Uno dei poliziotti si è lanciato all’inseguimento del 28enne tra le strade del quartiere San Cristoforo. Dopo diversi minuti di corsa, l’uomo ha fatto ritorno in via Domenico Tempio, dove è stato intercettato da un secondo agente che, dopo averlo visto sbucare da via Grimaldi, lo ha inseguito con l’auto di servizio fino a bloccarlo.
Aggressione agli agenti durante il fermo
Secondo quanto ricostruito, il 28enne avrebbe reagito con violenza al momento del fermo, tentando più volte di colpire uno degli agenti con pugni al volto. I poliziotti sono riusciti a immobilizzarlo non senza difficoltà.
Dai successivi accertamenti è emerso che l’uomo era già destinatario di un foglio di via obbligatorio dal Comune di Catania, con divieto di ritorno per quattro anni. Il provvedimento era stato emesso dal Questore dopo che il soggetto era stato più volte sorpreso a svolgere abusivamente l’attività di parcheggiatore.

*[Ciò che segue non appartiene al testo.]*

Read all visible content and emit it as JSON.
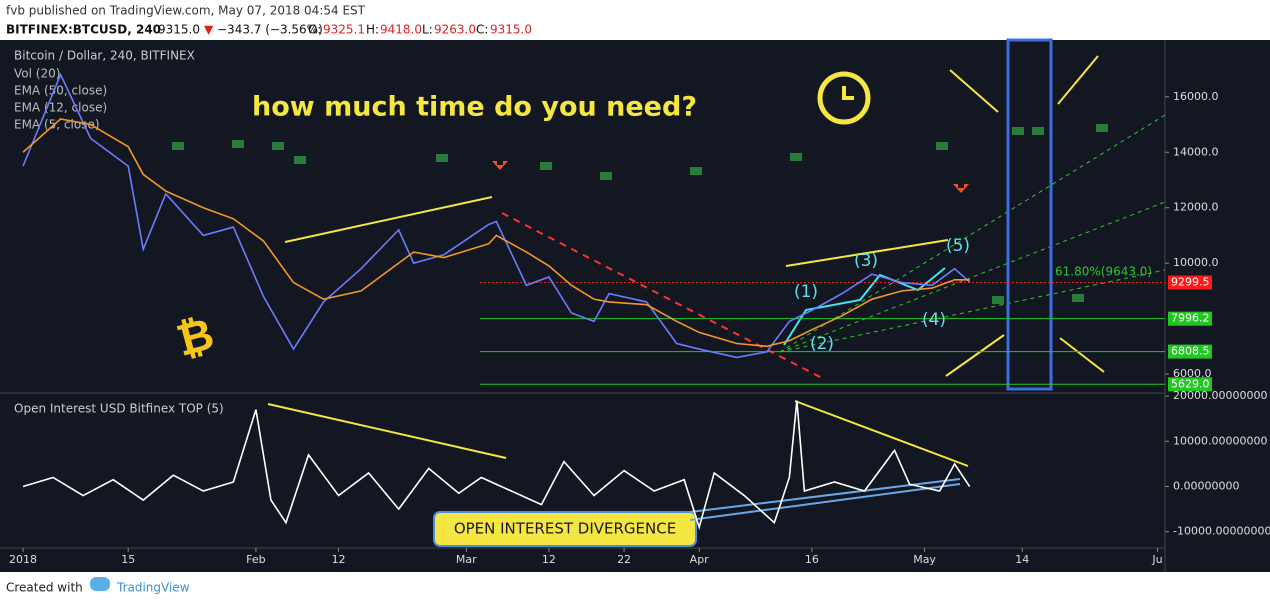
{
  "header": {
    "publisher": "fvb published on TradingView.com, May 07, 2018 04:54 EST",
    "symbol": "BITFINEX:BTCUSD, 240",
    "last": "9315.0",
    "arrow": "▼",
    "change": "−343.7 (−3.56%)",
    "open_label": "O:",
    "open": "9325.1",
    "high_label": "H:",
    "high": "9418.0",
    "low_label": "L:",
    "low": "9263.0",
    "close_label": "C:",
    "close": "9315.0"
  },
  "footer": {
    "created": "Created with",
    "brand": "TradingView"
  },
  "chart_data": [
    {
      "type": "line",
      "title": "Bitcoin / Dollar, 240, BITFINEX",
      "indicators": [
        "Vol (20)",
        "EMA (50, close)",
        "EMA (12, close)",
        "EMA (5, close)"
      ],
      "annotations": [
        "how much time do you need?",
        "(1)",
        "(2)",
        "(3)",
        "(4)",
        "(5)",
        "61.80%(9643.0)"
      ],
      "xlim": [
        "2017-12-30",
        "2018-06-02"
      ],
      "ylim": [
        5315,
        18050
      ],
      "yticks": [
        {
          "value": 6000,
          "label": "6000.0"
        },
        {
          "value": 10000,
          "label": "10000.0"
        },
        {
          "value": 12000,
          "label": "12000.0"
        },
        {
          "value": 14000,
          "label": "14000.0"
        },
        {
          "value": 16000,
          "label": "16000.0"
        }
      ],
      "price_lines": [
        {
          "value": 9299.5,
          "label": "9299.5",
          "color": "#ff1a1a"
        },
        {
          "value": 7996.2,
          "label": "7996.2",
          "color": "#22c722"
        },
        {
          "value": 6808.5,
          "label": "6808.5",
          "color": "#22c722"
        },
        {
          "value": 5629.0,
          "label": "5629.0",
          "color": "#22c722"
        }
      ],
      "x": [
        "2018-01-01",
        "2018-01-06",
        "2018-01-10",
        "2018-01-15",
        "2018-01-17",
        "2018-01-20",
        "2018-01-25",
        "2018-01-29",
        "2018-02-02",
        "2018-02-06",
        "2018-02-10",
        "2018-02-15",
        "2018-02-20",
        "2018-02-22",
        "2018-02-26",
        "2018-03-04",
        "2018-03-05",
        "2018-03-09",
        "2018-03-12",
        "2018-03-15",
        "2018-03-18",
        "2018-03-20",
        "2018-03-25",
        "2018-03-29",
        "2018-04-01",
        "2018-04-06",
        "2018-04-10",
        "2018-04-13",
        "2018-04-16",
        "2018-04-20",
        "2018-04-24",
        "2018-04-28",
        "2018-05-02",
        "2018-05-05",
        "2018-05-07"
      ],
      "series": [
        {
          "name": "EMA (5, close)",
          "color": "#6a7cff",
          "values": [
            13500,
            16800,
            14500,
            13500,
            10500,
            12500,
            11000,
            11300,
            8800,
            6900,
            8600,
            9800,
            11200,
            10000,
            10300,
            11400,
            11500,
            9200,
            9500,
            8200,
            7900,
            8900,
            8600,
            7100,
            6900,
            6600,
            6800,
            7900,
            8300,
            8900,
            9600,
            9300,
            9200,
            9800,
            9315
          ]
        },
        {
          "name": "EMA (50, close)",
          "color": "#f5962a",
          "values": [
            14000,
            15200,
            15000,
            14200,
            13200,
            12600,
            12000,
            11600,
            10800,
            9300,
            8700,
            9000,
            10000,
            10400,
            10200,
            10700,
            11000,
            10400,
            9900,
            9200,
            8700,
            8600,
            8500,
            7900,
            7500,
            7100,
            7000,
            7200,
            7600,
            8100,
            8700,
            9000,
            9100,
            9400,
            9400
          ]
        }
      ]
    },
    {
      "type": "line",
      "title": "Open Interest USD Bitfinex TOP (5)",
      "annotations": [
        "OPEN INTEREST DIVERGENCE"
      ],
      "xlim": [
        "2017-12-30",
        "2018-06-02"
      ],
      "ylim": [
        -13600,
        20680
      ],
      "yticks": [
        {
          "value": 20000,
          "label": "20000.00000000"
        },
        {
          "value": 10000,
          "label": "10000.00000000"
        },
        {
          "value": 0,
          "label": "0.00000000"
        },
        {
          "value": -10000,
          "label": "-10000.00000000"
        }
      ],
      "xticks": [
        {
          "value": "2018-01-01",
          "label": "2018"
        },
        {
          "value": "2018-01-15",
          "label": "15"
        },
        {
          "value": "2018-02-01",
          "label": "Feb"
        },
        {
          "value": "2018-02-12",
          "label": "12"
        },
        {
          "value": "2018-03-01",
          "label": "Mar"
        },
        {
          "value": "2018-03-12",
          "label": "12"
        },
        {
          "value": "2018-03-22",
          "label": "22"
        },
        {
          "value": "2018-04-01",
          "label": "Apr"
        },
        {
          "value": "2018-04-16",
          "label": "16"
        },
        {
          "value": "2018-05-01",
          "label": "May"
        },
        {
          "value": "2018-05-14",
          "label": "14"
        },
        {
          "value": "2018-06-01",
          "label": "Ju"
        }
      ],
      "x": [
        "2018-01-01",
        "2018-01-05",
        "2018-01-09",
        "2018-01-13",
        "2018-01-17",
        "2018-01-21",
        "2018-01-25",
        "2018-01-29",
        "2018-02-01",
        "2018-02-03",
        "2018-02-05",
        "2018-02-08",
        "2018-02-12",
        "2018-02-16",
        "2018-02-20",
        "2018-02-24",
        "2018-02-28",
        "2018-03-03",
        "2018-03-07",
        "2018-03-11",
        "2018-03-14",
        "2018-03-18",
        "2018-03-22",
        "2018-03-26",
        "2018-03-30",
        "2018-04-01",
        "2018-04-03",
        "2018-04-07",
        "2018-04-11",
        "2018-04-13",
        "2018-04-14",
        "2018-04-15",
        "2018-04-19",
        "2018-04-23",
        "2018-04-27",
        "2018-04-29",
        "2018-05-03",
        "2018-05-05",
        "2018-05-07"
      ],
      "series": [
        {
          "name": "Open Interest USD Bitfinex TOP (5)",
          "color": "#ffffff",
          "values": [
            0,
            2000,
            -2000,
            1500,
            -3000,
            2500,
            -1000,
            1000,
            17000,
            -3000,
            -8000,
            7000,
            -2000,
            3000,
            -5000,
            4000,
            -1500,
            2000,
            -1000,
            -4000,
            5500,
            -2000,
            3500,
            -1000,
            1500,
            -9000,
            3000,
            -2000,
            -8000,
            2000,
            19000,
            -1000,
            1000,
            -1000,
            8000,
            500,
            -1000,
            5000,
            0
          ]
        }
      ]
    }
  ]
}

Arresto e accuse contestate
Il 28enne è stato arrestato con l’accusa di resistenza a pubblico ufficiale. Inoltre, è stato denunciato per tentato furto e per la violazione della misura di prevenzione a suo carico.
Come previsto dalla legge, resta valida la presunzione di innocenza fino a eventuale condanna definitiva.
Su disposizione del Pubblico Ministero, l’uomo è stato trasferito nelle camere di sicurezza della Questura, in attesa del processo per direttissima.